Un sanctuaire discret sur les rives du lac Tanganyika
Au nord-ouest de la Tanzanie, niché entre les pentes escarpées de la vallée du Rift et les eaux cristallines du lac Tanganyika, se trouve un parc national peu connu mais exceptionnel : le parc de Gombe. Accessible uniquement par bateau, ce petit bout de forêt luxuriante offre une expérience à part, bien différente des vastes plaines du Serengeti ou des marécages du Selous. Ici, pas de grandes migrations ni de prédateurs emblématiques… mais une immersion rare dans le monde fascinant de nos cousins les plus proches : les chimpanzés.
Ce parc est intimement lié au nom de Jane Goodall, la célèbre primatologue britannique qui y a mené, dès les années 1960, ses premières recherches de terrain. Aujourd’hui encore, son équipe continue de suivre plusieurs familles de chimpanzés. Gombe est donc bien plus qu’un site naturel : c’est une page vivante de la recherche scientifique et de la conservation.

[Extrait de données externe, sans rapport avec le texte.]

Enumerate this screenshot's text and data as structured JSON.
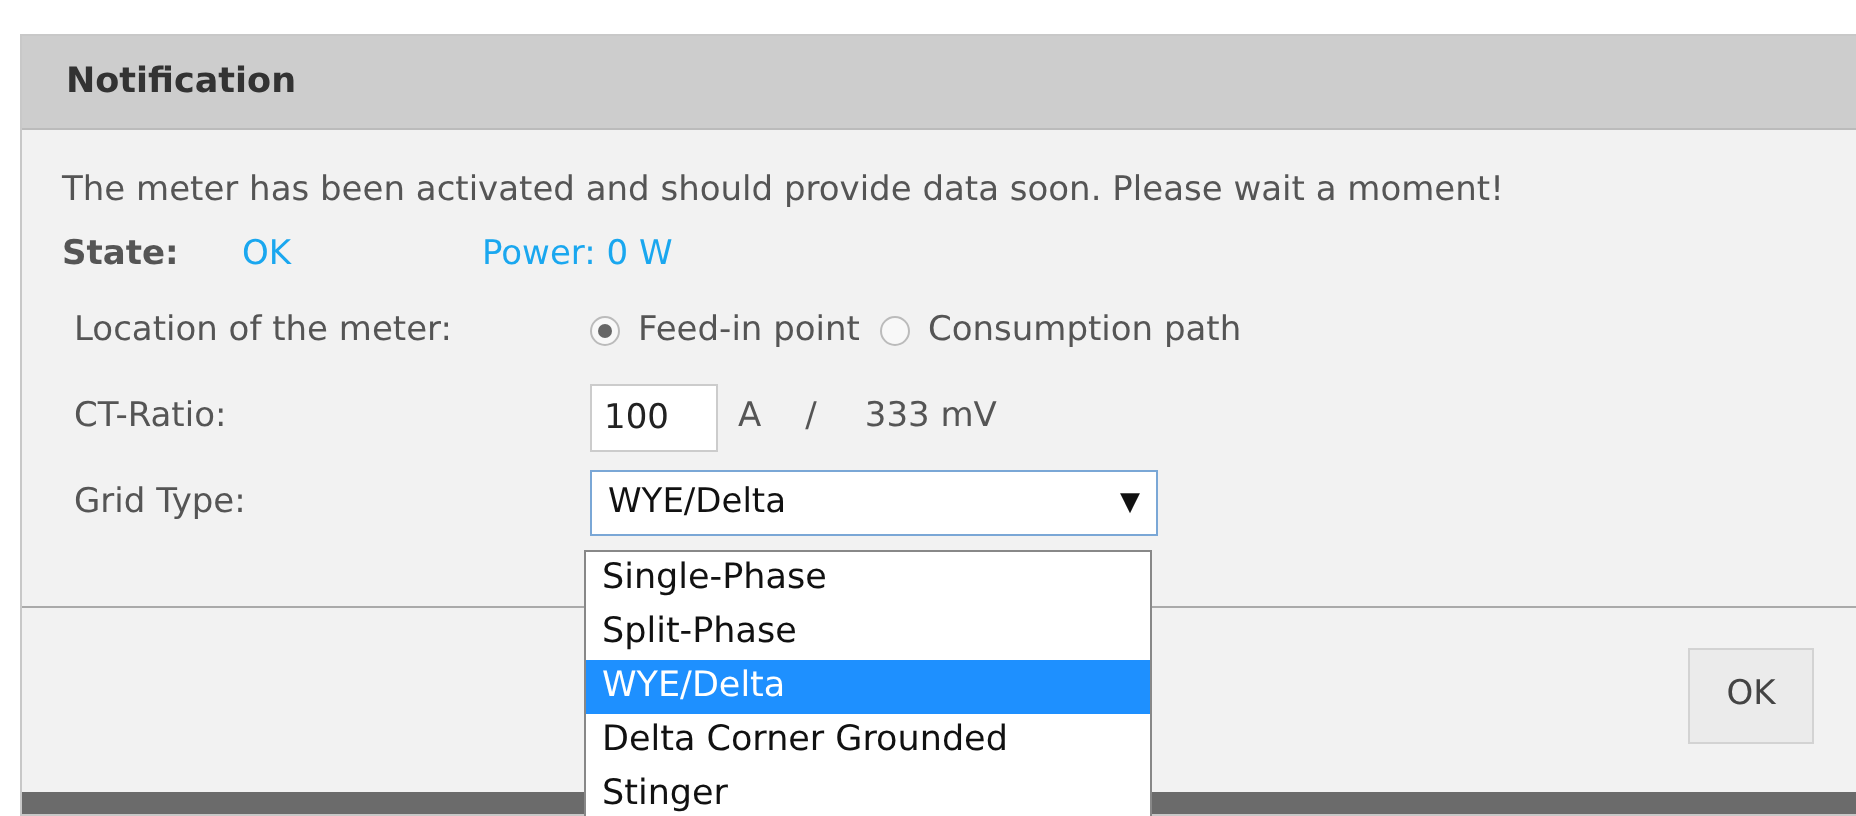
{
  "dialog": {
    "title": "Notification",
    "message": "The meter has been activated and should provide data soon. Please wait a moment!",
    "state": {
      "label": "State:",
      "value": "OK",
      "power": "Power: 0 W"
    },
    "location": {
      "label": "Location of the meter:",
      "options": [
        {
          "label": "Feed-in point",
          "selected": true
        },
        {
          "label": "Consumption path",
          "selected": false
        }
      ]
    },
    "ct_ratio": {
      "label": "CT-Ratio:",
      "value": "100",
      "unit": "A",
      "separator": "/",
      "secondary": "333 mV"
    },
    "grid_type": {
      "label": "Grid Type:",
      "value": "WYE/Delta",
      "caret": "▼",
      "expanded": true,
      "options": [
        {
          "label": "Single-Phase",
          "selected": false
        },
        {
          "label": "Split-Phase",
          "selected": false
        },
        {
          "label": "WYE/Delta",
          "selected": true
        },
        {
          "label": "Delta Corner Grounded",
          "selected": false
        },
        {
          "label": "Stinger",
          "selected": false
        }
      ]
    },
    "buttons": [
      "OK"
    ]
  }
}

Comment y accéder ? Une aventure en soi
Gombe n’est pas une destination facile d’accès, et c’est justement ce qui en fait sa force. Pour s’y rendre, il faut rejoindre Kigoma, une petite ville poussiéreuse au bord du lac Tanganyika (vol intérieur possible depuis Dar es Salaam ou Arusha). De là, on embarque sur un bateau – type pirogue motorisée ou vedette rapide – pour une traversée d’environ 1h à 2h selon la météo et le type d’embarcation.
Lors de mon passage, j’ai opté pour le bateau rapide fourni par le parc. Les premières lueurs matinales éclairaient doucement les collines vert tendre alors que nous glissions sur l’eau, frayant avec les pêcheurs au large, leur filet à la main et les yeux rivés sur le lac. Une fois la côte atteinte, le calme est saisissant. Seuls quelques cris d’animaux résonnent depuis la forêt voisine.
Le cœur de l’expérience : suivre les chimpanzés
Chaque matin, les guides du parc partent très tôt pour repérer les groupes de chimpanzés déjà habitués à la présence humaine (habitués ne veut pas dire apprivoisés, loin de là). Une fois qu’un groupe est localisé, la rando démarre. Il faut être en forme : le terrain est escarpé, souvent humide, et les sentiers plutôt improvisés qu’aménagés.
Nous avons passé plus de deux heures à grimper sous une chaleur lourde avant d’entendre enfin les fameux « hoo-hoo » si caractéristiques. Un premier individu est apparu entre deux troncs : un mâle imposant, assis nonchalamment, les yeux posés sur nous sans agitation. Puis, petit à petit, les feuillages ont laissé entrevoir d’autres membres du groupe : une femelle avec un juvénile accroché à son ventre, deux jeunes qui jouaient à se poursuivre.
Ce moment reste gravé. On les observe à distance respectable, sans bruit ni gestes brusques, parfois juste assis à les regarder vivre. Pas d’enclos, pas de cages. Ici, c’est nous les intrus. Leurs expressions, leurs interactions, leur façon de grimacer ou de se chamailler… tout nous rappelle leur proximité avec nous, dans ce qui fait l’humanité même.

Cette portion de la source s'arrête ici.